5 things we’ve learned about the Pacific Northwest’s endangered salmon
Research, tenacious advocates and $16 billion have lifted Columbia and Snake salmon from the brink of extinction, but we have yet to figure out a sustainable plan to save the fish that provide food and millions in business and ecological benefits.
Each year, young salmon and steelhead travel the many miles from the Idaho creeks where they were born to the Pacific Ocean. Mature adults make the trip in reverse, returning home to spawn. They pass through dams that generate carbon-free electricity and along rivers that farmers near Lewiston still use to ship grain to Pacific Ocean ports.
Over five months in 2017, we traveled the Northwest to introduce you to these fish, the rivers they and the region’s residents depend on, and the challenges we face together. Here is what we learned.
▪ Wild salmon are better off than they were in the late 1980s, when they were put on the endangered species list. Now, at least, there are more of them. Devices built to help salmon spill over eight dams on the Snake and Columbia rivers have made the trip easier. But in the past decade, the naturally spawning salmon in the Snake River Basin have not been able to replace themselves, even with good ocean and river conditions.
▪ Conditions in the Pacific Ocean aren’t stable — they change in a cycle, with some years more ideal than others for salmon. From 2014-16, a low period in the cycle coincided with an unprecedented “blob” of warm water, greatly reducing the chances of survival for salmon. Scientists say poor conditions will continue for at least the next three years. That could be enough to put Idaho’s trophy steelhead and the Sawtooth Valley’s sockeye salmon back on a path to extinction. The overwhelming majority of fisheries biologists in the Pacific Northwest say removing four dams on the Lower Snake River would be enough to reverse the downward trend for all Snake River salmon and steelhead.
▪ The Pacific Northwest has a surplus of electrical power, and those Snake River dams are not the vital energy sources they once were. But they still are critical sources of power during times of peak demand, and for backing up wind and solar plants. The Bonneville Power Administration sells the energy they produce at above the market rate, in part because of fish and wildlife mitigation costs.
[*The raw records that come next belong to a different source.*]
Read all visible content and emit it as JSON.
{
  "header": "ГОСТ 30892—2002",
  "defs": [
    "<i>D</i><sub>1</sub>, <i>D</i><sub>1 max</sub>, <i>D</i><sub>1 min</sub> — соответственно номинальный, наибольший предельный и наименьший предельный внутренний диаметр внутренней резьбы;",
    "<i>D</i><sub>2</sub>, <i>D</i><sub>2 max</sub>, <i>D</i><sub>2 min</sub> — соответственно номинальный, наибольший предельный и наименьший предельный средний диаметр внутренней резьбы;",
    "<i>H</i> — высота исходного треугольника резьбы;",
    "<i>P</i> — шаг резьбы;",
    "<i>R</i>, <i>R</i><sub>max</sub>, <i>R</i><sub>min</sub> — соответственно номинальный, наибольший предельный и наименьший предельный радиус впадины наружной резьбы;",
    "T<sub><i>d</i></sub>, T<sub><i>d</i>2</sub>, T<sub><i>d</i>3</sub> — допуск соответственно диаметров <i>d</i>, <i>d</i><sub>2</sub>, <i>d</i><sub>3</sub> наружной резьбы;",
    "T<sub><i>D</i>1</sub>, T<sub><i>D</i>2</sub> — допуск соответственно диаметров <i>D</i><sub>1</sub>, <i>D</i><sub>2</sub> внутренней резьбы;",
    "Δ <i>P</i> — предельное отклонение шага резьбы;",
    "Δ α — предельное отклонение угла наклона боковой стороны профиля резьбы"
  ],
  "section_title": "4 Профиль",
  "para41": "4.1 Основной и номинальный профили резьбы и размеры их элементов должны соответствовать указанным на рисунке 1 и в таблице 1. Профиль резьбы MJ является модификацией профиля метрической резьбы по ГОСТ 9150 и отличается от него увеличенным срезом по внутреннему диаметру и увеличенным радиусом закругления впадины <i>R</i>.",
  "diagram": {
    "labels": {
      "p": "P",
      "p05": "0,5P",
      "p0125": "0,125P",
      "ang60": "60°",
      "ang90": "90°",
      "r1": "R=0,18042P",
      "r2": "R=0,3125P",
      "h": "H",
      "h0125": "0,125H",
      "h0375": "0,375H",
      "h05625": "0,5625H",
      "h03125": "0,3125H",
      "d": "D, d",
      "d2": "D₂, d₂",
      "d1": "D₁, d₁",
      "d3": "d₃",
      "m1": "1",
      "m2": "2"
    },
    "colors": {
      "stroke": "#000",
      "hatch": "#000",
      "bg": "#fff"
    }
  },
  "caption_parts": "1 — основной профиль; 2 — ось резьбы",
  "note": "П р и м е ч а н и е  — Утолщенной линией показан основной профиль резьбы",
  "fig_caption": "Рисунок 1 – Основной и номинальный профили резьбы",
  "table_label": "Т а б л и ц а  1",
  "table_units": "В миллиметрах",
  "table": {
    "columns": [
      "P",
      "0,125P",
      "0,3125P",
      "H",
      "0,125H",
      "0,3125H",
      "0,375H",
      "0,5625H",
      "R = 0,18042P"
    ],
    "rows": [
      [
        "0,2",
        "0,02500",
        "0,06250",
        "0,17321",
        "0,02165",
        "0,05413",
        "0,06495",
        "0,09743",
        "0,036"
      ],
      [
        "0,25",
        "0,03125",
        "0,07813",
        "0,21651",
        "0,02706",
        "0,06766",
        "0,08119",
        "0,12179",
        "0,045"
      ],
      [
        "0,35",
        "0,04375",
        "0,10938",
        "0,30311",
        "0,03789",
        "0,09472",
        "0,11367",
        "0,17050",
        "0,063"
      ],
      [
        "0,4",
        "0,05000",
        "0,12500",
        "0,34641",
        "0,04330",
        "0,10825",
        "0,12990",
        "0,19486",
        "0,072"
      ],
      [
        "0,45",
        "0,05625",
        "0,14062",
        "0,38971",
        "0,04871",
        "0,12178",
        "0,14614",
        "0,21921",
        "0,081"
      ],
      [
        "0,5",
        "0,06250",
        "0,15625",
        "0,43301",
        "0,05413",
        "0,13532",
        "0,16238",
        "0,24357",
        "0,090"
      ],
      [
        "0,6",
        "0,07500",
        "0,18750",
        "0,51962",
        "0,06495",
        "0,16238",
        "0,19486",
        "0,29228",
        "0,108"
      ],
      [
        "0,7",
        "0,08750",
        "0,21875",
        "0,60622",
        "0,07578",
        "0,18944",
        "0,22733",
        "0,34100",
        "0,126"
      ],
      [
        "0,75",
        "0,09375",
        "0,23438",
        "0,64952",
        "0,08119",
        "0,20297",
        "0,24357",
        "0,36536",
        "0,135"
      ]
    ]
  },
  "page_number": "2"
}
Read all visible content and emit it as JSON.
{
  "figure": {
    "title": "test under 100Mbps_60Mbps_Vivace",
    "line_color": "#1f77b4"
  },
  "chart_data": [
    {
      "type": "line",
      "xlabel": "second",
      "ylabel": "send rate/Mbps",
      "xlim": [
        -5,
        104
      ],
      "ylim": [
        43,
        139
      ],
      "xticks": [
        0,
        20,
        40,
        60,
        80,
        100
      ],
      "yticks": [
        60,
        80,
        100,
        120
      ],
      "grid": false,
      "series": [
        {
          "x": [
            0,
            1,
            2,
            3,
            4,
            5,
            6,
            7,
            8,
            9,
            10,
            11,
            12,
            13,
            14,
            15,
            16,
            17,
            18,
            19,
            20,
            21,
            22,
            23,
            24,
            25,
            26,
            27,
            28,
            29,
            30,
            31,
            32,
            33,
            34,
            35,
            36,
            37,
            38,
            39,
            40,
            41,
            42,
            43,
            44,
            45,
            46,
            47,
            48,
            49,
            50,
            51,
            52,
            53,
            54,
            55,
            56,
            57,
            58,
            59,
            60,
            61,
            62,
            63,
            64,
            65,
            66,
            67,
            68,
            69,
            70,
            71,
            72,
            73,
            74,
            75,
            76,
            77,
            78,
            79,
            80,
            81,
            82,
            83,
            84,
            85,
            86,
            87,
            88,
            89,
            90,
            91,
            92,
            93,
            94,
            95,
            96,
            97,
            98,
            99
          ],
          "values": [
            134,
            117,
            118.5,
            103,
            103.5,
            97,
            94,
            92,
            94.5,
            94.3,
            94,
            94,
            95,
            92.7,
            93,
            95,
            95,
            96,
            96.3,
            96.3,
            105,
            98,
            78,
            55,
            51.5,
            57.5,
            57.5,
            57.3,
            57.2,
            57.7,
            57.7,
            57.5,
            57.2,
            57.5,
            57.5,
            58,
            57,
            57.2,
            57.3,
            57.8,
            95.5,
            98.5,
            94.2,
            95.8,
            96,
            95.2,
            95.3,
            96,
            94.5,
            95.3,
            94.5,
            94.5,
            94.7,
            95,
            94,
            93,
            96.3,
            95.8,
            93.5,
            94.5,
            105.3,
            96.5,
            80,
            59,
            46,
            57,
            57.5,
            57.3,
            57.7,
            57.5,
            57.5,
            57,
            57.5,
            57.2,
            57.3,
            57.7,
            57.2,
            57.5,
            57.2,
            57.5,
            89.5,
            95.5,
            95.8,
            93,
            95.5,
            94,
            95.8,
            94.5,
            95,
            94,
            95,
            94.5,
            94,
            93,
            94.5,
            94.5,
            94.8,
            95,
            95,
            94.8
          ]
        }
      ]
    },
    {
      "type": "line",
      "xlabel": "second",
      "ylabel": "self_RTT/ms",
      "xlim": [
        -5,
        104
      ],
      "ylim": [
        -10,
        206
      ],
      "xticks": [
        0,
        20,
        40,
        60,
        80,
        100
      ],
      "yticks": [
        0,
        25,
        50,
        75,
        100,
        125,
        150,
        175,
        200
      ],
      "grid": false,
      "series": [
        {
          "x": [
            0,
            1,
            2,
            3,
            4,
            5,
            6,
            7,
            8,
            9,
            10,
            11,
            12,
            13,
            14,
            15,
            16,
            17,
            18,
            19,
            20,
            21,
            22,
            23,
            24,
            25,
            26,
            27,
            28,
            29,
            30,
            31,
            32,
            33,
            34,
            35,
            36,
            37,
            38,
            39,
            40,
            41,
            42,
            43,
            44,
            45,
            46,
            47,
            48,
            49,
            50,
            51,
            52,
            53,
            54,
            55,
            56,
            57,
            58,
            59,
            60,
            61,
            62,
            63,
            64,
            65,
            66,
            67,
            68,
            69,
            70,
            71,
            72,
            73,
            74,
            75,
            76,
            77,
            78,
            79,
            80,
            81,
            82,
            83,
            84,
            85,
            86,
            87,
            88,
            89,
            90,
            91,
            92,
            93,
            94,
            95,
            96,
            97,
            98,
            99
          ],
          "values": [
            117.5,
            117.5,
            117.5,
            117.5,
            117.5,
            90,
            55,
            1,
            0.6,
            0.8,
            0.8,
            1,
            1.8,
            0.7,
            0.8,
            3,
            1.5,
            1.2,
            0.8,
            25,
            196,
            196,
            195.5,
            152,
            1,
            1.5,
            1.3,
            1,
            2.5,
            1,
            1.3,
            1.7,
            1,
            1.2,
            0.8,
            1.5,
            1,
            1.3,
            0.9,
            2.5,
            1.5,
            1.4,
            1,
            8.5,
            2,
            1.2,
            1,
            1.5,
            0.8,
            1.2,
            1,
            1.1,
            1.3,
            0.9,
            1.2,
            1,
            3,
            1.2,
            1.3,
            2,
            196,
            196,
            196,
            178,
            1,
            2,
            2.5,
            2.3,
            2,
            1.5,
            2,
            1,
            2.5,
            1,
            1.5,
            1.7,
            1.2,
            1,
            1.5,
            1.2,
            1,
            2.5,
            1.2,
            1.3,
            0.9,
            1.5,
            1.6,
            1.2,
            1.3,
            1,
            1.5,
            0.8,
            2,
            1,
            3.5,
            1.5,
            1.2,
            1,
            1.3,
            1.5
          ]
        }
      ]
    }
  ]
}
▪ Managing salmon as a commodity, to be fished and consumed, has hurt their genetic fitness and their ability to adapt to a changing climate. We flood the North Pacific with less-robust fish raised in hatcheries. Our fishing methods can harm more-threatened salmon in the pursuit of healthier species.
▪ Climate change will mean warmer rivers, a smaller snowpack and less water naturally flowing through Idaho and the Northwest in the late summer and fall. Changes over the coming decades will have a profound impact on salmon, as well as our own food and power production. But high-elevation spawning habitat in Idaho may give salmon a refuge, and hope for their survival if they migrate at the right times of year and we give them an easier path.